Mr. Ohene said SSNIT had integrated customer service into its day-to-day operations and re-focused on regular inspection on workers to have a first hand information about their problems, among other things. He said SSNIT therefore, needed the collaboration of all stakeholders to make the new vision a reality.

Ohene Kweku Abbu-Bonsra, Area Manager, Accra West, said employers are obliged to pay workers' contributions on a regular basis and reminded them that there was penalty for non-payment.

He said it was an offence for employers to evade payment of contributions, make any false statement or representation or wilfully misrepresent or fail to disclose any material fact.
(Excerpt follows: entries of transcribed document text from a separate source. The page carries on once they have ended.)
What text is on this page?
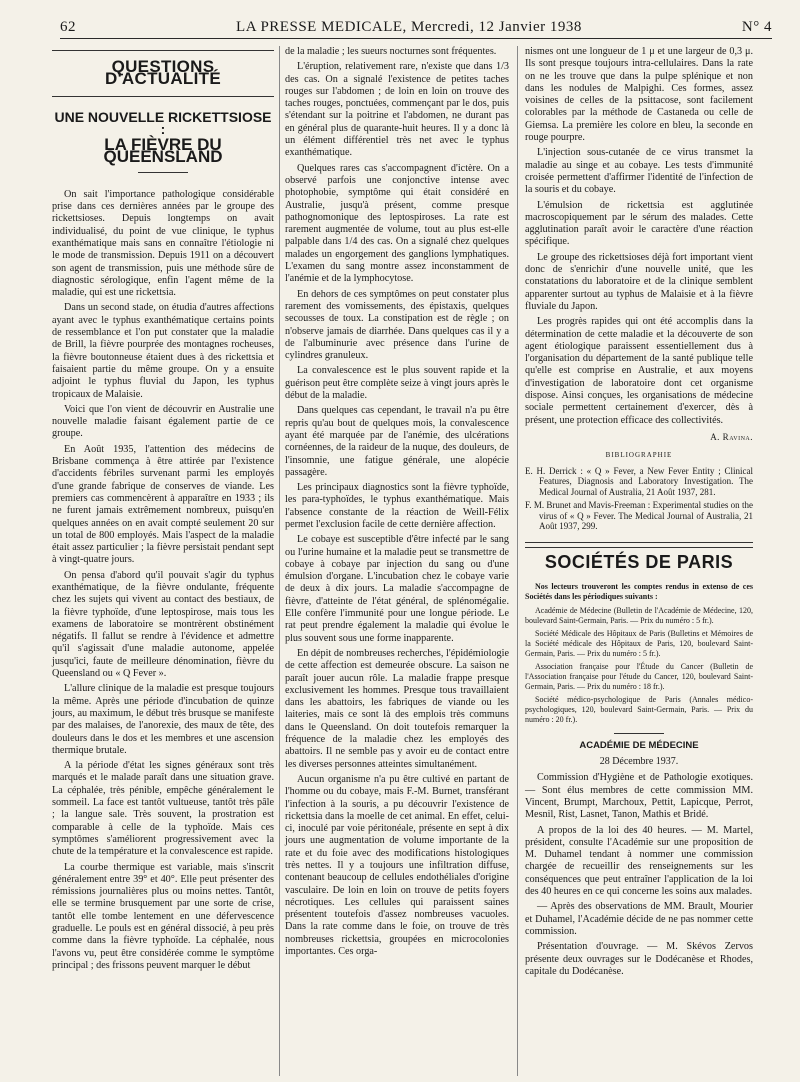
62	LA PRESSE MEDICALE, Mercredi, 12 Janvier 1938	N° 4
QUESTIONS D'ACTUALITÉ
UNE NOUVELLE RICKETTSIOSE :
LA FIÈVRE DU QUEENSLAND

On sait l'importance pathologique considérable prise dans ces dernières années par le groupe des rickettsioses. Depuis longtemps on avait individualisé, du point de vue clinique, le typhus exanthématique mais sans en connaître l'étiologie ni le mode de transmission. Depuis 1911 on a découvert son agent de transmission, puis une méthode sûre de diagnostic sérologique, enfin l'agent même de la maladie, qui est une rickettsia.

Dans un second stade, on étudia d'autres affections ayant avec le typhus exanthématique certains points de ressemblance et l'on put constater que la maladie de Brill, la fièvre pourprée des montagnes rocheuses, la fièvre boutonneuse étaient dues à des rickettsia et faisaient partie du même groupe. On y a ensuite adjoint le typhus fluvial du Japon, les typhus tropicaux de Malaisie.

Voici que l'on vient de découvrir en Australie une nouvelle maladie faisant également partie de ce groupe.

En Août 1935, l'attention des médecins de Brisbane commença à être attirée par l'existence d'accidents fébriles survenant parmi les employés d'une grande fabrique de conserves de viande. Les premiers cas commencèrent à apparaître en 1933 ; ils ne furent jamais extrêmement nombreux, puisqu'en quelques années on en avait compté seulement 20 sur un total de 800 employés. Mais l'aspect de la maladie était assez particulier ; la fièvre persistait pendant sept à vingt-quatre jours.

On pensa d'abord qu'il pouvait s'agir du typhus exanthématique, de la fièvre ondulante, fréquente chez les sujets qui vivent au contact des bestiaux, de la fièvre typhoïde, d'une leptospirose, mais tous les examens de laboratoire se montrèrent obstinément négatifs. Il fallut se rendre à l'évidence et admettre qu'il s'agissait d'une maladie autonome, appelée jusqu'ici, faute de meilleure dénomination, fièvre du Queensland ou « Q Fever ».

L'allure clinique de la maladie est presque toujours la même. Après une période d'incubation de quinze jours, au maximum, le début très brusque se manifeste par des malaises, de l'anorexie, des maux de tête, des douleurs dans le dos et les membres et une ascension thermique brutale.

A la période d'état les signes généraux sont très marqués et le malade paraît dans une situation grave. La céphalée, très pénible, empêche généralement le sommeil. La face est tantôt vultueuse, tantôt très pâle ; la langue sale. Très souvent, la prostration est comparable à celle de la typhoïde. Mais ces symptômes s'améliorent progressivement avec la chute de la température et la convalescence est rapide.

La courbe thermique est variable, mais s'inscrit généralement entre 39° et 40°. Elle peut présenter des rémissions journalières plus ou moins nettes. Tantôt, elle se termine brusquement par une sorte de crise, tantôt elle tombe lentement en une défervescence graduelle. Le pouls est en général dissocié, à peu près comme dans la fièvre typhoïde. La céphalée, nous l'avons vu, peut être considérée comme le symptôme principal ; des frissons peuvent marquer le début

de la maladie ; les sueurs nocturnes sont fréquentes.

L'éruption, relativement rare, n'existe que dans 1/3 des cas. On a signalé l'existence de petites taches rouges sur l'abdomen ; de loin en loin on trouve des taches rouges, ponctuées, commençant par le dos, puis s'étendant sur la poitrine et l'abdomen, ne durant pas en général plus de quarante-huit heures. Il y a donc là un élément différentiel très net avec le typhus exanthématique.

Quelques rares cas s'accompagnent d'ictère. On a observé parfois une conjonctive intense avec photophobie, symptôme qui était considéré en Australie, jusqu'à présent, comme presque pathognomonique des leptospiroses. La rate est rarement augmentée de volume, tout au plus est-elle palpable dans 1/4 des cas. On a signalé chez quelques malades un engorgement des ganglions lymphatiques. L'examen du sang montre assez inconstamment de l'anémie et de la lymphocytose.

En dehors de ces symptômes on peut constater plus rarement des vomissements, des épistaxis, quelques secousses de toux. La constipation est de règle ; on n'observe jamais de diarrhée. Dans quelques cas il y a de l'albuminurie avec présence dans l'urine de cylindres granuleux.

La convalescence est le plus souvent rapide et la guérison peut être complète seize à vingt jours après le début de la maladie.

Dans quelques cas cependant, le travail n'a pu être repris qu'au bout de quelques mois, la convalescence ayant été marquée par de l'anémie, des ulcérations cornéennes, de la raideur de la nuque, des douleurs, de l'insomnie, une fatigue générale, une alopécie passagère.

Les principaux diagnostics sont la fièvre typhoïde, les para-typhoïdes, le typhus exanthématique. Mais l'absence constante de la réaction de Weill-Félix permet l'exclusion facile de cette dernière affection.

Le cobaye est susceptible d'être infecté par le sang ou l'urine humaine et la maladie peut se transmettre de cobaye à cobaye par injection du sang ou d'une émulsion d'organe. L'incubation chez le cobaye varie de deux à dix jours. La maladie s'accompagne de fièvre, d'atteinte de l'état général, de splénomégalie. Elle confère l'immunité pour une longue période. Le rat peut prendre également la maladie qui évolue le plus souvent sous une forme inapparente.

En dépit de nombreuses recherches, l'épidémiologie de cette affection est demeurée obscure. La saison ne paraît jouer aucun rôle. La maladie frappe presque exclusivement les hommes. Presque tous travaillaient dans les abattoirs, les fabriques de viande ou les laiteries, mais ce sont là des emplois très communs dans le Queensland. On doit toutefois remarquer la fréquence de la maladie chez les employés des abattoirs. Il ne semble pas y avoir eu de contact entre les diverses personnes atteintes simultanément.

Aucun organisme n'a pu être cultivé en partant de l'homme ou du cobaye, mais F.-M. Burnet, transférant l'infection à la souris, a pu découvrir l'existence de rickettsia dans la moelle de cet animal. En effet, celui-ci, inoculé par voie péritonéale, présente en sept à dix jours une augmentation de volume importante de la rate et du foie avec des modifications histologiques très nettes. Il y a toujours une infiltration diffuse, contenant beaucoup de cellules endothéliales d'origine vasculaire. De loin en loin on trouve de petits foyers nécrotiques. Les cellules qui paraissent saines présentent toutefois d'assez nombreuses vacuoles. Dans la rate comme dans le foie, on trouve de très nombreuses rickettsia, groupées en microcolonies importantes. Ces orga-

nismes ont une longueur de 1 μ et une largeur de 0,3 μ. Ils sont presque toujours intra-cellulaires. Dans la rate on ne les trouve que dans la pulpe splénique et non dans les nodules de Malpighi. Ces formes, assez voisines de celles de la psittacose, sont facilement colorables par la méthode de Castaneda ou celle de Giemsa. La première les colore en bleu, la seconde en rouge pourpre.

L'injection sous-cutanée de ce virus transmet la maladie au singe et au cobaye. Les tests d'immunité croisée permettent d'affirmer l'identité de l'infection de la souris et du cobaye.

L'émulsion de rickettsia est agglutinée macroscopiquement par le sérum des malades. Cette agglutination paraît avoir le caractère d'une réaction spécifique.

Le groupe des rickettsioses déjà fort important vient donc de s'enrichir d'une nouvelle unité, que les constatations du laboratoire et de la clinique semblent apparenter surtout au typhus de Malaisie et à la fièvre fluviale du Japon.

Les progrès rapides qui ont été accomplis dans la détermination de cette maladie et la découverte de son agent étiologique paraissent essentiellement dus à l'organisation du département de la santé publique telle qu'elle est comprise en Australie, et aux moyens d'investigation de laboratoire dont cet organisme dispose. Ainsi conçues, les organisations de médecine sociale permettent certainement d'exercer, dès à présent, une protection efficace des collectivités.

A. Ravina.
BIBLIOGRAPHIE
E. H. Derrick : « Q » Fever, a New Fever Entity ; Clinical Features, Diagnosis and Laboratory Investigation. The Medical Journal of Australia, 21 Août 1937, 281.
F. M. Brunet and Mavis-Freeman : Experimental studies on the virus of « Q » Fever. The Medical Journal of Australia, 21 Août 1937, 299.
SOCIÉTÉS DE PARIS
Nos lecteurs trouveront les comptes rendus in extenso de ces Sociétés dans les périodiques suivants :
Académie de Médecine (Bulletin de l'Académie de Médecine, 120, boulevard Saint-Germain, Paris. — Prix du numéro : 5 fr.).
Société Médicale des Hôpitaux de Paris (Bulletins et Mémoires de la Société médicale des Hôpitaux de Paris, 120, boulevard Saint-Germain, Paris. — Prix du numéro : 5 fr.).
Association française pour l'Étude du Cancer (Bulletin de l'Association française pour l'étude du Cancer, 120, boulevard Saint-Germain, Paris. — Prix du numéro : 18 fr.).
Société médico-psychologique de Paris (Annales médico-psychologiques, 120, boulevard Saint-Germain, Paris. — Prix du numéro : 20 fr.).
ACADÉMIE DE MÉDECINE
28 Décembre 1937.

Commission d'Hygiène et de Pathologie exotiques. — Sont élus membres de cette commission MM. Vincent, Brumpt, Marchoux, Pettit, Lapicque, Perrot, Mesnil, Rist, Lasnet, Tanon, Mathis et Bridé.

A propos de la loi des 40 heures. — M. Martel, président, consulte l'Académie sur une proposition de M. Duhamel tendant à nommer une commission chargée de recueillir des renseignements sur les conséquences que peut entraîner l'application de la loi des 40 heures en ce qui concerne les soins aux malades.

— Après des observations de MM. Brault, Mourier et Duhamel, l'Académie décide de ne pas nommer cette commission.

Présentation d'ouvrage. — M. Skévos Zervos présente deux ouvrages sur le Dodécanèse et Rhodes, capitale du Dodécanèse.
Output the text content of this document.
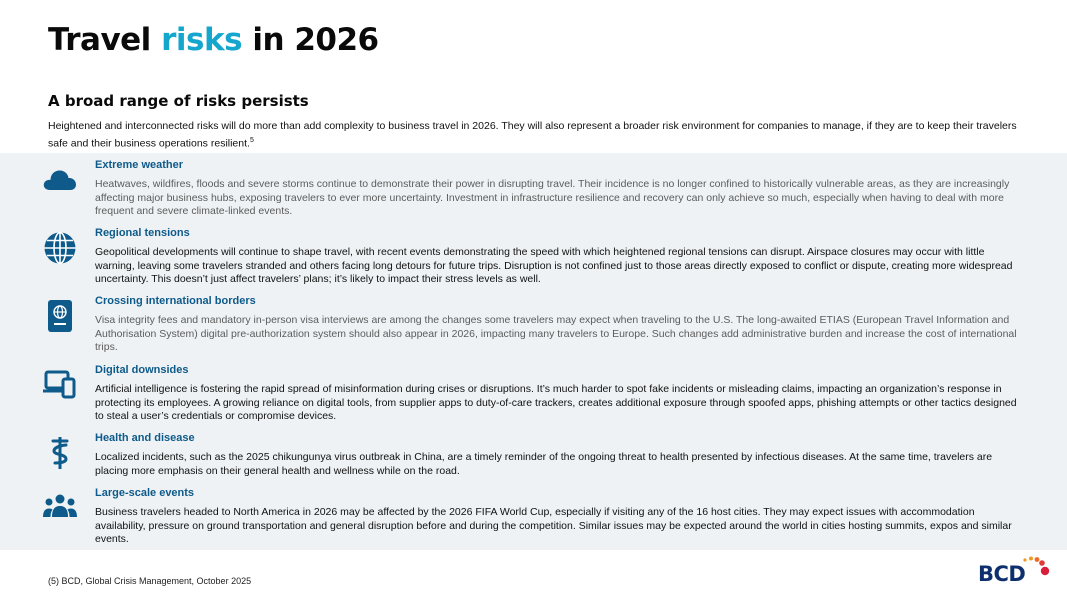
Travel risks in 2026
A broad range of risks persists

Heightened and interconnected risks will do more than add complexity to business travel in 2026. They will also represent a broader risk environment for companies to manage, if they are to keep their travelers safe and their business operations resilient.$^5$

Extreme weather

Heatwaves, wildfires, floods and severe storms continue to demonstrate their power in disrupting travel. Their incidence is no longer confined to historically vulnerable areas, as they are increasingly affecting major business hubs, exposing travelers to ever more uncertainty. Investment in infrastructure resilience and recovery can only achieve so much, especially when having to deal with more frequent and severe climate-linked events.

Regional tensions

Geopolitical developments will continue to shape travel, with recent events demonstrating the speed with which heightened regional tensions can disrupt. Airspace closures may occur with little warning, leaving some travelers stranded and others facing long detours for future trips. Disruption is not confined just to those areas directly exposed to conflict or dispute, creating more widespread uncertainty. This doesn’t just affect travelers’ plans; it’s likely to impact their stress levels as well.

Crossing international borders

Visa integrity fees and mandatory in-person visa interviews are among the changes some travelers may expect when traveling to the U.S. The long-awaited ETIAS (European Travel Information and Authorisation System) digital pre-authorization system should also appear in 2026, impacting many travelers to Europe. Such changes add administrative burden and increase the cost of international trips.

Digital downsides

Artificial intelligence is fostering the rapid spread of misinformation during crises or disruptions. It’s much harder to spot fake incidents or misleading claims, impacting an organization’s response in protecting its employees. A growing reliance on digital tools, from supplier apps to duty-of-care trackers, creates additional exposure through spoofed apps, phishing attempts or other tactics designed to steal a user’s credentials or compromise devices.

Health and disease

Localized incidents, such as the 2025 chikungunya virus outbreak in China, are a timely reminder of the ongoing threat to health presented by infectious diseases. At the same time, travelers are placing more emphasis on their general health and wellness while on the road.

Large-scale events

Business travelers headed to North America in 2026 may be affected by the 2026 FIFA World Cup, especially if visiting any of the 16 host cities. They may expect issues with accommodation availability, pressure on ground transportation and general disruption before and during the competition. Similar issues may be expected around the world in cities hosting summits, expos and similar events.

(5) BCD, Global Crisis Management, October 2025	BCD
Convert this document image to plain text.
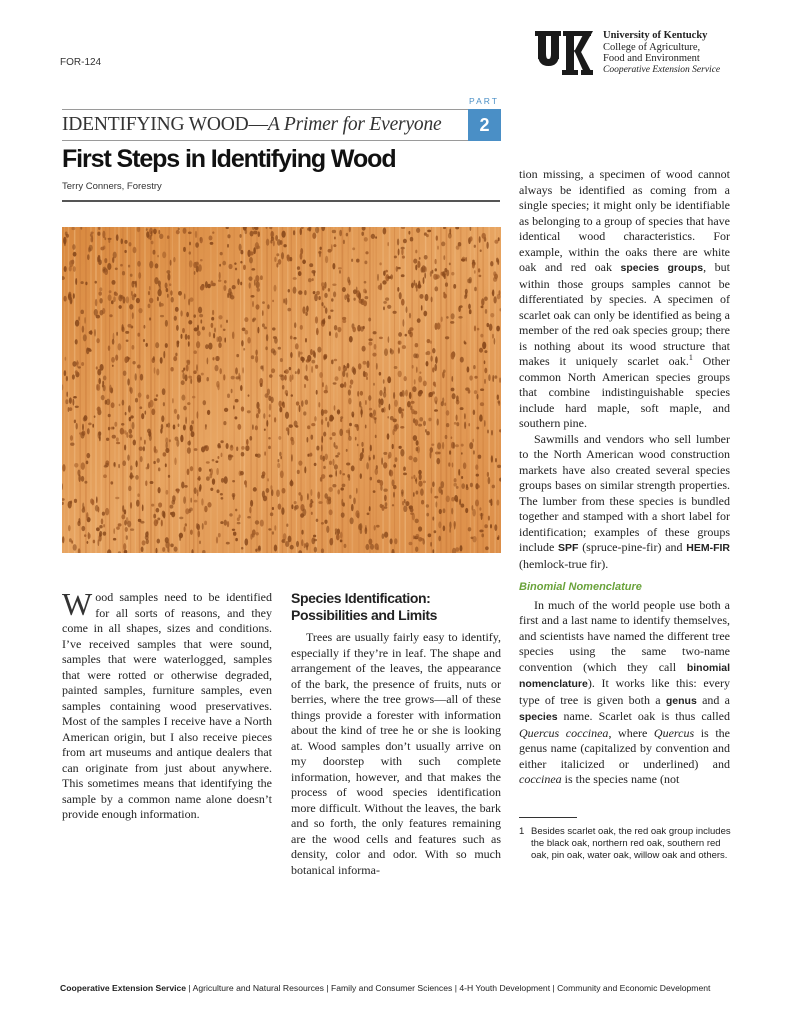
FOR-124
University of Kentucky
College of Agriculture,
Food and Environment
Cooperative Extension Service
PART
2
IDENTIFYING WOOD—A Primer for Everyone
First Steps in Identifying Wood
Terry Conners, Forestry

Wood samples need to be identified for all sorts of reasons, and they come in all shapes, sizes and conditions. I’ve received samples that were sound, samples that were waterlogged, samples that were rotted or otherwise degraded, painted samples, furniture samples, even samples containing wood preservatives. Most of the samples I receive have a North American origin, but I also receive pieces from art museums and antique dealers that can originate from just about anywhere. This sometimes means that identifying the sample by a common name alone doesn’t provide enough information.

Species Identification: Possibilities and Limits

Trees are usually fairly easy to identify, especially if they’re in leaf. The shape and arrangement of the leaves, the appearance of the bark, the presence of fruits, nuts or berries, where the tree grows—all of these things provide a forester with information about the kind of tree he or she is looking at. Wood samples don’t usually arrive on my doorstep with such complete information, however, and that makes the process of wood species identification more difficult. Without the leaves, the bark and so forth, the only features remaining are the wood cells and features such as density, color and odor. With so much botanical informa-

tion missing, a specimen of wood cannot always be identified as coming from a single species; it might only be identifiable as belonging to a group of species that have identical wood characteristics. For example, within the oaks there are white oak and red oak species groups, but within those groups samples cannot be differentiated by species. A specimen of scarlet oak can only be identified as being a member of the red oak species group; there is nothing about its wood structure that makes it uniquely scarlet oak.$^1$ Other common North American species groups that combine indistinguishable species include hard maple, soft maple, and southern pine.

Sawmills and vendors who sell lumber to the North American wood construction markets have also created several species groups bases on similar strength properties. The lumber from these species is bundled together and stamped with a short label for identification; examples of these groups include SPF (spruce-pine-fir) and HEM-FIR (hemlock-true fir).

Binomial Nomenclature

In much of the world people use both a first and a last name to identify themselves, and scientists have named the different tree species using the same two-name convention (which they call binomial nomenclature). It works like this: every type of tree is given both a genus and a species name. Scarlet oak is thus called Quercus coccinea, where Quercus is the genus name (capitalized by convention and either italicized or underlined) and coccinea is the species name (not

1 Besides scarlet oak, the red oak group includes the black oak, northern red oak, southern red oak, pin oak, water oak, willow oak and others.
Cooperative Extension Service | Agriculture and Natural Resources | Family and Consumer Sciences | 4-H Youth Development | Community and Economic Development
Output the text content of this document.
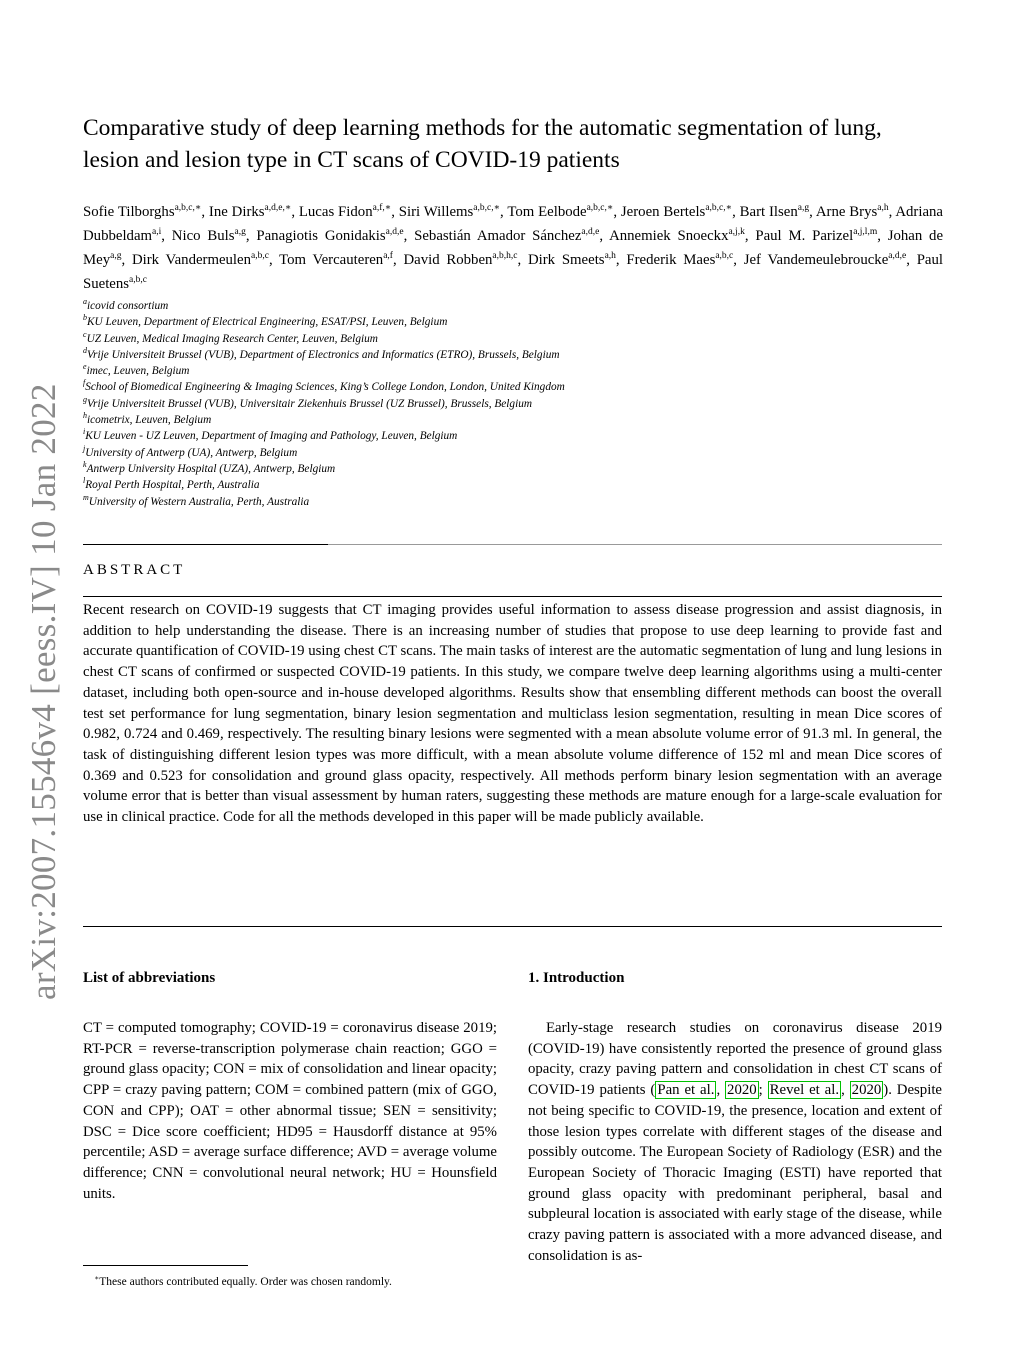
arXiv:2007.15546v4 [eess.IV] 10 Jan 2022
Comparative study of deep learning methods for the automatic segmentation of lung, lesion and lesion type in CT scans of COVID-19 patients
Sofie Tilborghs$^{a,b,c,∗}$, Ine Dirks$^{a,d,e,∗}$, Lucas Fidon$^{a,f,∗}$, Siri Willems$^{a,b,c,∗}$, Tom Eelbode$^{a,b,c,∗}$, Jeroen Bertels$^{a,b,c,∗}$, Bart Ilsen$^{a,g}$, Arne Brys$^{a,h}$, Adriana Dubbeldam$^{a,i}$, Nico Buls$^{a,g}$, Panagiotis Gonidakis$^{a,d,e}$, Sebastián Amador Sánchez$^{a,d,e}$, Annemiek Snoeckx$^{a,j,k}$, Paul M. Parizel$^{a,j,l,m}$, Johan de Mey$^{a,g}$, Dirk Vandermeulen$^{a,b,c}$, Tom Vercauteren$^{a,f}$, David Robben$^{a,b,h,c}$, Dirk Smeets$^{a,h}$, Frederik Maes$^{a,b,c}$, Jef Vandemeulebroucke$^{a,d,e}$, Paul Suetens$^{a,b,c}$
$^a$icovid consortium
$^b$KU Leuven, Department of Electrical Engineering, ESAT/PSI, Leuven, Belgium
$^c$UZ Leuven, Medical Imaging Research Center, Leuven, Belgium
$^d$Vrije Universiteit Brussel (VUB), Department of Electronics and Informatics (ETRO), Brussels, Belgium
$^e$imec, Leuven, Belgium
$^f$School of Biomedical Engineering & Imaging Sciences, King’s College London, London, United Kingdom
$^g$Vrije Universiteit Brussel (VUB), Universitair Ziekenhuis Brussel (UZ Brussel), Brussels, Belgium
$^h$icometrix, Leuven, Belgium
$^i$KU Leuven - UZ Leuven, Department of Imaging and Pathology, Leuven, Belgium
$^j$University of Antwerp (UA), Antwerp, Belgium
$^k$Antwerp University Hospital (UZA), Antwerp, Belgium
$^l$Royal Perth Hospital, Perth, Australia
$^m$University of Western Australia, Perth, Australia
ABSTRACT
Recent research on COVID-19 suggests that CT imaging provides useful information to assess disease progression and assist diagnosis, in addition to help understanding the disease. There is an increasing number of studies that propose to use deep learning to provide fast and accurate quantification of COVID-19 using chest CT scans. The main tasks of interest are the automatic segmentation of lung and lung lesions in chest CT scans of confirmed or suspected COVID-19 patients. In this study, we compare twelve deep learning algorithms using a multi-center dataset, including both open-source and in-house developed algorithms. Results show that ensembling different methods can boost the overall test set performance for lung segmentation, binary lesion segmentation and multiclass lesion segmentation, resulting in mean Dice scores of 0.982, 0.724 and 0.469, respectively. The resulting binary lesions were segmented with a mean absolute volume error of 91.3 ml. In general, the task of distinguishing different lesion types was more difficult, with a mean absolute volume difference of 152 ml and mean Dice scores of 0.369 and 0.523 for consolidation and ground glass opacity, respectively. All methods perform binary lesion segmentation with an average volume error that is better than visual assessment by human raters, suggesting these methods are mature enough for a large-scale evaluation for use in clinical practice. Code for all the methods developed in this paper will be made publicly available.
List of abbreviations
CT = computed tomography; COVID-19 = coronavirus disease 2019; RT-PCR = reverse-transcription polymerase chain reaction; GGO = ground glass opacity; CON = mix of consolidation and linear opacity; CPP = crazy paving pattern; COM = combined pattern (mix of GGO, CON and CPP); OAT = other abnormal tissue; SEN = sensitivity; DSC = Dice score coefficient; HD95 = Hausdorff distance at 95% percentile; ASD = average surface difference; AVD = average volume difference; CNN = convolutional neural network; HU = Hounsfield units.
1. Introduction
Early-stage research studies on coronavirus disease 2019 (COVID-19) have consistently reported the presence of ground glass opacity, crazy paving pattern and consolidation in chest CT scans of COVID-19 patients ( Pan et al. , 2020 ; Revel et al. , 2020 ). Despite not being specific to COVID-19, the presence, location and extent of those lesion types correlate with different stages of the disease and possibly outcome. The European Society of Radiology (ESR) and the European Society of Thoracic Imaging (ESTI) have reported that ground glass opacity with predominant peripheral, basal and subpleural location is associated with early stage of the disease, while crazy paving pattern is associated with a more advanced disease, and consolidation is as-
∗These authors contributed equally. Order was chosen randomly.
"Any person who without any reasonable excuse fails to comply with the law commits an offence and shall be liable on summary conviction to a fine or imprisonment not exceeding five years or both." Mr Abbu-Bonsra urged employers not to under-declare the basic monthly salaries in the payment of Social Security Contributions. They should also endeavour to pay their workers based on the minimum wage for meaningful pensions to avoid negative impact on workers' retirement benefits.

Ms Sheila Sampson, Adabraka Branch Manager, said, as at September 2004, 650 establishments were owing the branch some 19.1 billion cedis and appealed to them to pay their contributions promptly to enable SSNIT to up-date the accounts of the affected workers. She said late submission of contribution reports affected their ability to credit members' accounts, process and pay benefits on time.